僕が遊園地に着いてから1時間後、待ち合わせをしていた女子生徒が来た。
「すみません!遅れました!」
「あ、ああ。中に入ろうか」
「ええ。私、年パス、というものを持ってますの。大宮様、チケットはお持ちですか?」
「ああ。待ってる間に買った」
「そ、そうでしたか。では、入りましょう!私、乗りたいものがたくさんあるのです!」
女子生徒は一人楽しそうに中に入っていく。
「大宮様、遅いですわ。急がないと行列になってしまいますわ!」
「ああ。すぐ行く」
こいつ、連絡をしているにも関わらず、何も返信が来ない日も普通にあるし、今日も待ち合わせ時刻を50分も遅れて来ている。

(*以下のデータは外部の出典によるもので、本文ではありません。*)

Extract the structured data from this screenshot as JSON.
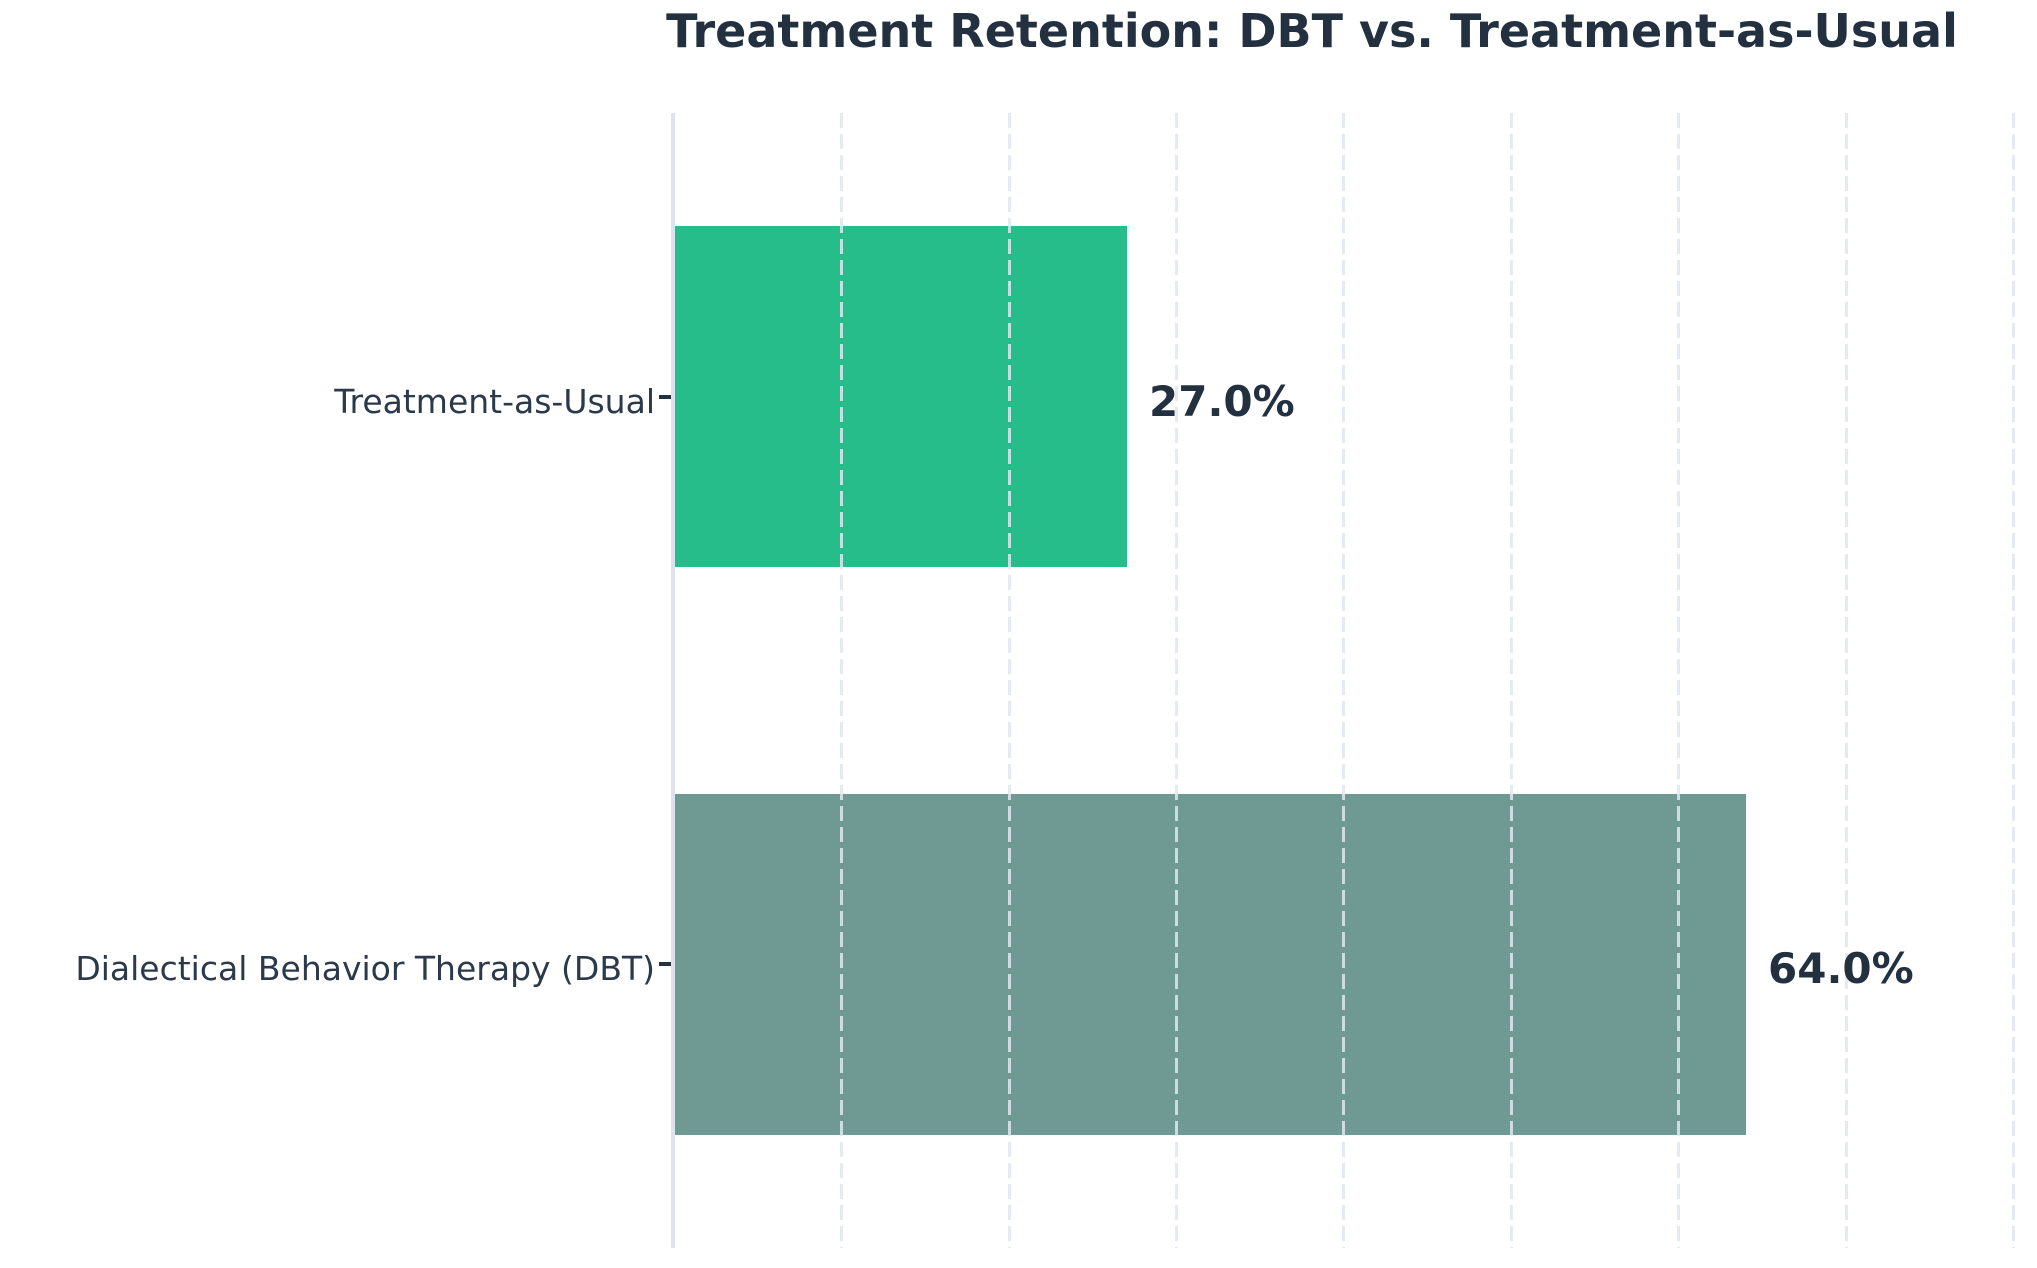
{
  "title": "Treatment Retention: DBT vs. Treatment-as-Usual",
  "chart_data": {
    "type": "bar",
    "orientation": "horizontal",
    "title": "Treatment Retention: DBT vs. Treatment-as-Usual",
    "categories": [
      "Treatment-as-Usual",
      "Dialectical Behavior Therapy (DBT)"
    ],
    "values": [
      27.0,
      64.0
    ],
    "value_labels": [
      "27.0%",
      "64.0%"
    ],
    "unit": "percent",
    "xlabel": "",
    "ylabel": "",
    "xlim": [
      0,
      81.5
    ],
    "gridline_step": 10,
    "gridlines_at": [
      10,
      20,
      30,
      40,
      50,
      60,
      70,
      80
    ],
    "grid": "vertical-dashed",
    "legend": "none",
    "x_tick_labels": "none",
    "bar_colors": [
      "#26bd8b",
      "#6f9a94"
    ],
    "colors": {
      "title_text": "#22303f",
      "category_label_text": "#2b394a",
      "value_label_text": "#22303f",
      "axis_line": "#dde3ec",
      "tick_mark": "#24313f",
      "gridline": "rgba(223,231,238,0.85)",
      "background": "#ffffff"
    }
  }
}
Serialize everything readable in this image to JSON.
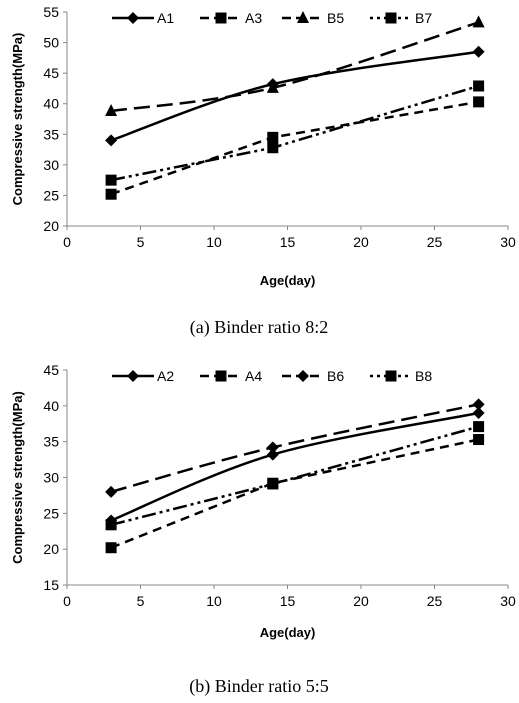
{
  "chart_data": [
    {
      "type": "line",
      "caption": "(a) Binder ratio 8:2",
      "xlabel": "Age(day)",
      "ylabel": "Compressive strength(MPa)",
      "xlim": [
        0,
        30
      ],
      "ylim": [
        20,
        55
      ],
      "xticks": [
        0,
        5,
        10,
        15,
        20,
        25,
        30
      ],
      "yticks": [
        20,
        25,
        30,
        35,
        40,
        45,
        50,
        55
      ],
      "grid": false,
      "legend_position": "top",
      "series": [
        {
          "name": "A1",
          "x": [
            3,
            14,
            28
          ],
          "values": [
            34.0,
            43.2,
            48.5
          ],
          "marker": "diamond",
          "dash": "solid"
        },
        {
          "name": "A3",
          "x": [
            3,
            14,
            28
          ],
          "values": [
            25.2,
            34.5,
            40.3
          ],
          "marker": "square",
          "dash": "dash"
        },
        {
          "name": "B5",
          "x": [
            3,
            14,
            28
          ],
          "values": [
            38.8,
            42.6,
            53.3
          ],
          "marker": "triangle",
          "dash": "longdash"
        },
        {
          "name": "B7",
          "x": [
            3,
            14,
            28
          ],
          "values": [
            27.5,
            32.8,
            42.9
          ],
          "marker": "square",
          "dash": "dashdotdot"
        }
      ]
    },
    {
      "type": "line",
      "caption": "(b) Binder ratio 5:5",
      "xlabel": "Age(day)",
      "ylabel": "Compressive strength(MPa)",
      "xlim": [
        0,
        30
      ],
      "ylim": [
        15,
        45
      ],
      "xticks": [
        0,
        5,
        10,
        15,
        20,
        25,
        30
      ],
      "yticks": [
        15,
        20,
        25,
        30,
        35,
        40,
        45
      ],
      "grid": false,
      "legend_position": "top",
      "series": [
        {
          "name": "A2",
          "x": [
            3,
            14,
            28
          ],
          "values": [
            24.0,
            33.2,
            39.0
          ],
          "marker": "diamond",
          "dash": "solid"
        },
        {
          "name": "A4",
          "x": [
            3,
            14,
            28
          ],
          "values": [
            20.2,
            29.2,
            35.3
          ],
          "marker": "square",
          "dash": "dash"
        },
        {
          "name": "B6",
          "x": [
            3,
            14,
            28
          ],
          "values": [
            28.0,
            34.2,
            40.2
          ],
          "marker": "diamond",
          "dash": "longdash"
        },
        {
          "name": "B8",
          "x": [
            3,
            14,
            28
          ],
          "values": [
            23.4,
            29.1,
            37.1
          ],
          "marker": "square",
          "dash": "dashdotdot"
        }
      ]
    }
  ]
}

僕と一緒に出かけたいと言うから一緒に来てあげているのに、僕のことは構わずズカズカと中に入っていく。
僕に媚を売る女は、今までも多くいた。
その影響で、女嫌いになった。
だから、女に関わらずに生きていきたかった。
そんなこと、許される訳もなく、諦めて、この女子生徒と話すことにした。この女子生徒と普段話すには、今までの女と違って楽だった。
しかし、女は大体面倒だ。
この女子生徒も、僕という大宮家の子息とただ、遊園地に来たかっただけなのだろう。
沢山のアトラクションに列んでは、乗り、列んでは乗り、の繰り返し。
このつまらない仕事が早く終わらないかと、何度も何度も思った。
いつぶりだろう、こんなにつまらないと思ったのは。
湊といたら退屈しない。
おじさんの家に、行っていても、退屈しない。
ああ、おじさんの家に、行く前だ。
本当に、久しぶりだった。
「ねえ、次、何乗ります?」
すでに昼を過ぎて、ご飯を食べた後、そろそろ帰りたいと思う僕に、そう聞いてきた。
「何か、君が乗りたいものに乗ろう。何でも乗る」
「・・・・」
急に女子生徒が黙ったと思ったら、女子生徒は一点を見つめていた。
「どうした?何か乗りたいものでも・・・・」
「いえ、私達も負けてられませんわ」
「?」
「ほら、岸様にも、良い方がいらっしゃるようですから」
その言葉に、僕は女子生徒が眺めていた方向を見る。
そこには、楽しそうなカップルがいた。
そして、それは湊とあいつだった。
「何であいつらが・・・」
「大宮様、行きましょ!私、次は・・・・」
正直、その後の記憶はあまりない。
次の記憶は、湊から電話がかかってきたことからだ。